The times of lone warriors are over, teamwork is in demand, everybody agrees on that. The attention of organisations on teambuilding activities is accordingly high. In this field adventure-oriented formats still enjoy great popularity. They’re mostly about holding your own against adversarial conditions, such as surviving the rain forest without a can opener, crossing a wild river on a self-made raft etc.
The thing is, unfortunately: this is a model from the stone age. We against fierce nature, against wild creatures or against the rest of the world. Of course this welds a team together– which, above all, then learns to care for itself in the first place. This was useful in the Cretaceous period, indeed...
If you’re lucky, the team will not be able to transfer this learning from a jungle context that couldn’t be further away from daily business in the first place. Psychologically a group defines itself not least by it’s separation from the outside: „we“ and „the others“. The bigger the group cohesion, the clearer the group will draw this line. If you are unlucky, monday after the teambuilding event team members will appear in the office armed with a mental Indiana Jones costume, and suddenly you sense a strange loneliness: „They have been riverrafting, and now they won’t talk to me anymore.“ Next thing, your organisation is composed of coexisting self-awareness groups.
Many teambuilding approaches have a fundamental constructional flaw: they focus solely on the internal functioning of teams, but not on their ability to collaborate with other teams or other parts of the organisation. But that’s where it’s happening.
I am not against traditional teambuilding events, I just urgently recommend that apart from the question of how a team will work internally, the question of how it connects externally, how it is integrated in an organisation, and how it manages exchange with its surrounding environment is treated at least with the same care.
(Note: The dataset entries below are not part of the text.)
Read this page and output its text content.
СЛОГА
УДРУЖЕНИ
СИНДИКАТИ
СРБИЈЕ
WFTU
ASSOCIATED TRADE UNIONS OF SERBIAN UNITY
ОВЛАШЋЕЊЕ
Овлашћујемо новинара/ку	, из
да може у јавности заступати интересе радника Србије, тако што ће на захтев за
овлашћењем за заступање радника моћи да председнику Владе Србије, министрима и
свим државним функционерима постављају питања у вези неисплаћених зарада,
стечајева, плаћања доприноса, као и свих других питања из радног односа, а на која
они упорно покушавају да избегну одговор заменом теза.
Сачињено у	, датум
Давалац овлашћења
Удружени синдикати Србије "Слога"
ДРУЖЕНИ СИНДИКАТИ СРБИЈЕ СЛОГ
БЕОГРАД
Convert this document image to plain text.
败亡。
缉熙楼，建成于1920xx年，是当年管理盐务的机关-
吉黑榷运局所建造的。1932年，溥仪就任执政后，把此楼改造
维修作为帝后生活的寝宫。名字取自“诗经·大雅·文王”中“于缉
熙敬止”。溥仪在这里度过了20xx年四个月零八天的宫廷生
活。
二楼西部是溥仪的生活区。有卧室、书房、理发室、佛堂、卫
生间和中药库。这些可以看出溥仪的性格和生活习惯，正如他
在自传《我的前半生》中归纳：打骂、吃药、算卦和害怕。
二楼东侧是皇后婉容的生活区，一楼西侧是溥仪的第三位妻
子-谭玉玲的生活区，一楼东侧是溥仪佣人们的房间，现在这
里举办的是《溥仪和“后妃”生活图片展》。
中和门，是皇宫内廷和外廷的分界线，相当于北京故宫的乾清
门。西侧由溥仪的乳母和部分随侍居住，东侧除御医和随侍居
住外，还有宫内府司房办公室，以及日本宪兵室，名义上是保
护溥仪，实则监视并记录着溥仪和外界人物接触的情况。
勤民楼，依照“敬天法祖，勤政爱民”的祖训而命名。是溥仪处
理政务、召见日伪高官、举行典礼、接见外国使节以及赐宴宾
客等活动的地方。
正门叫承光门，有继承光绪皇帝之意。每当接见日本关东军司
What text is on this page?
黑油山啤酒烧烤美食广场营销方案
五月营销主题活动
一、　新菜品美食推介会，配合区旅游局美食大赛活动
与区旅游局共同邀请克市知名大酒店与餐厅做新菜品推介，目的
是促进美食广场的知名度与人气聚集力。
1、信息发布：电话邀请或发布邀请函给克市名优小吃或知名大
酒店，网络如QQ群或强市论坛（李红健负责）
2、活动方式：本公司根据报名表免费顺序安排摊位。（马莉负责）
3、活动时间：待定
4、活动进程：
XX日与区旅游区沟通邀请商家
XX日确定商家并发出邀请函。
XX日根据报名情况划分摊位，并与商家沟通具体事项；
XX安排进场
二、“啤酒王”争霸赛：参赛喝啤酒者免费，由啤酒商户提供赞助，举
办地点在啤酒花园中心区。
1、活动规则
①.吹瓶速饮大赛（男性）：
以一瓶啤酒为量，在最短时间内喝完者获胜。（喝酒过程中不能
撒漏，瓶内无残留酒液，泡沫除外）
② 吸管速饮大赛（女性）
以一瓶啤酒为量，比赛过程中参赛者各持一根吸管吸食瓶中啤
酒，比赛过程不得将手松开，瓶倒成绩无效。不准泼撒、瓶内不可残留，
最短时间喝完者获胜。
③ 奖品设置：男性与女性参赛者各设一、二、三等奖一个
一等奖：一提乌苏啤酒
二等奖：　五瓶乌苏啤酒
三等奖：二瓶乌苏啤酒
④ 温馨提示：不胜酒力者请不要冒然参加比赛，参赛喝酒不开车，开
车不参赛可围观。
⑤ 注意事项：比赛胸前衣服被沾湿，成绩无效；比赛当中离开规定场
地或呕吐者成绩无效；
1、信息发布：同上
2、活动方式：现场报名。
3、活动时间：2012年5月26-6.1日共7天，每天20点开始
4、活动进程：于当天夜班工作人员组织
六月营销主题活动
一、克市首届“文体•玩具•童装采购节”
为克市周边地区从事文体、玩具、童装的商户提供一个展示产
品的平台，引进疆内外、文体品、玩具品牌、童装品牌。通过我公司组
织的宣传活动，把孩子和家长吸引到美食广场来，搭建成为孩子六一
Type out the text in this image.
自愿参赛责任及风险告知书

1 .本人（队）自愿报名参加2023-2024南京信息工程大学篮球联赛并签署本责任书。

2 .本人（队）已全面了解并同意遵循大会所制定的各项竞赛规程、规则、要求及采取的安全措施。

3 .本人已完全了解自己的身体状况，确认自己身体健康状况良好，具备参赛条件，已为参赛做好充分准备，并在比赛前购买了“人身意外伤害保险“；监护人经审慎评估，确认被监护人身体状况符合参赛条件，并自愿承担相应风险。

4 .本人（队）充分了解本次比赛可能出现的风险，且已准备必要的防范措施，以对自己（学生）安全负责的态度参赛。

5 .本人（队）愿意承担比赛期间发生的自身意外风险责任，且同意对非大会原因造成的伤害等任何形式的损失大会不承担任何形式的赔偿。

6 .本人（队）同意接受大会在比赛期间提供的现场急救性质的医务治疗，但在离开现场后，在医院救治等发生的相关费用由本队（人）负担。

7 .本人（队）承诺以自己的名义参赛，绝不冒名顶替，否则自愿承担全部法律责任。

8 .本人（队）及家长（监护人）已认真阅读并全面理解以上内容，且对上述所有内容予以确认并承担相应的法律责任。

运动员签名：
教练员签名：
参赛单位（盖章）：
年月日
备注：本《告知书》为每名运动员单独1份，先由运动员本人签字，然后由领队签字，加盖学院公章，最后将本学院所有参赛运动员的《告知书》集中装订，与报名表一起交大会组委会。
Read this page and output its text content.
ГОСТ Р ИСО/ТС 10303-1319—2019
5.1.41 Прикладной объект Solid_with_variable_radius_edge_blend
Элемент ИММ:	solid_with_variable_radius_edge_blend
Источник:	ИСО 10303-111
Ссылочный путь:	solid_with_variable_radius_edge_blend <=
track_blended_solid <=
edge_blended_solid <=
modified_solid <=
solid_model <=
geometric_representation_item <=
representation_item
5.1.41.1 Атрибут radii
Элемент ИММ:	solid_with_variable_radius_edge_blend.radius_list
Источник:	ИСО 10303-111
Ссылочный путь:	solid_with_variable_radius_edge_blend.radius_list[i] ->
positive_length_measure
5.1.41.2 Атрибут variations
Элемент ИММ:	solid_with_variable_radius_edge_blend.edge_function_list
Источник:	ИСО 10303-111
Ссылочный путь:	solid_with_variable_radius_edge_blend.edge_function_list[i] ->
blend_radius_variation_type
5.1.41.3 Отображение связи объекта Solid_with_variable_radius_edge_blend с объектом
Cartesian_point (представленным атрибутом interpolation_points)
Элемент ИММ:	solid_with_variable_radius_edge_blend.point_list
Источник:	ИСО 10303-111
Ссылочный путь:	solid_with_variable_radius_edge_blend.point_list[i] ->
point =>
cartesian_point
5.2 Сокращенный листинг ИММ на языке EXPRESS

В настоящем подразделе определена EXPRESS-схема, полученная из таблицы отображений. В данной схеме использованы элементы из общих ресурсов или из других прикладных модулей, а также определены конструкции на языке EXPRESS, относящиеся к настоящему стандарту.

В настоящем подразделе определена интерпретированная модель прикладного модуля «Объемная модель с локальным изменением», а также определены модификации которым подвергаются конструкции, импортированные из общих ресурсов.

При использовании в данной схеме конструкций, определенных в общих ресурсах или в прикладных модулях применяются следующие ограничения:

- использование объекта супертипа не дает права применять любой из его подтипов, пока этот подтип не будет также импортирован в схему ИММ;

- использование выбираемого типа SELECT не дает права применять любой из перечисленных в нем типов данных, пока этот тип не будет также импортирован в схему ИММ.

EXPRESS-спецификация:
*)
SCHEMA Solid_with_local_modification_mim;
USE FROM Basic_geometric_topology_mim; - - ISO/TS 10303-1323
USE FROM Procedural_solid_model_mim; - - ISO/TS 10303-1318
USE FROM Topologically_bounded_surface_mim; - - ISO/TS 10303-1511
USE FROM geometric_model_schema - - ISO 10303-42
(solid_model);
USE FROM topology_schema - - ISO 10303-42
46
Maybe teams will even be transcended in the future, because every time a new member joins, a group will go through all the phases of group dynamics: struggle for power, regulating nearness and distance, dealing with authority etc. But some organisations are so volatile that teams change at a high rate. In such environments teams never get close to a mature stage of their development, and accordingly will have consistently low performance. That might work as long as your competitors aren’t more stable, either, but it’s not really inspiring.
One way out of this might be to think bigger, towards organisations people commit themselves to emotionally, with a collaborational culture stretching across the organisation. In this scenario teams would merely be congested areas of collaboration, not just of cooperation, pursuing common goals.
Thinking about development measures this would mean to foster autonomy of teams to a high enough extent so that team members develop a regional sense of home (a need we still have kept form the stone age, after all), and to a small enough extent so that the hurdles to collaboration with other parts of the organisation remain low.
The condition to achieve this is the development of the ability of individuals to cooperate and an according mindset – which then would be transformed to true collaboration by the felt sense established by mindful leaders. And then, I can tell you, things beyond anyone’s dreams can happen.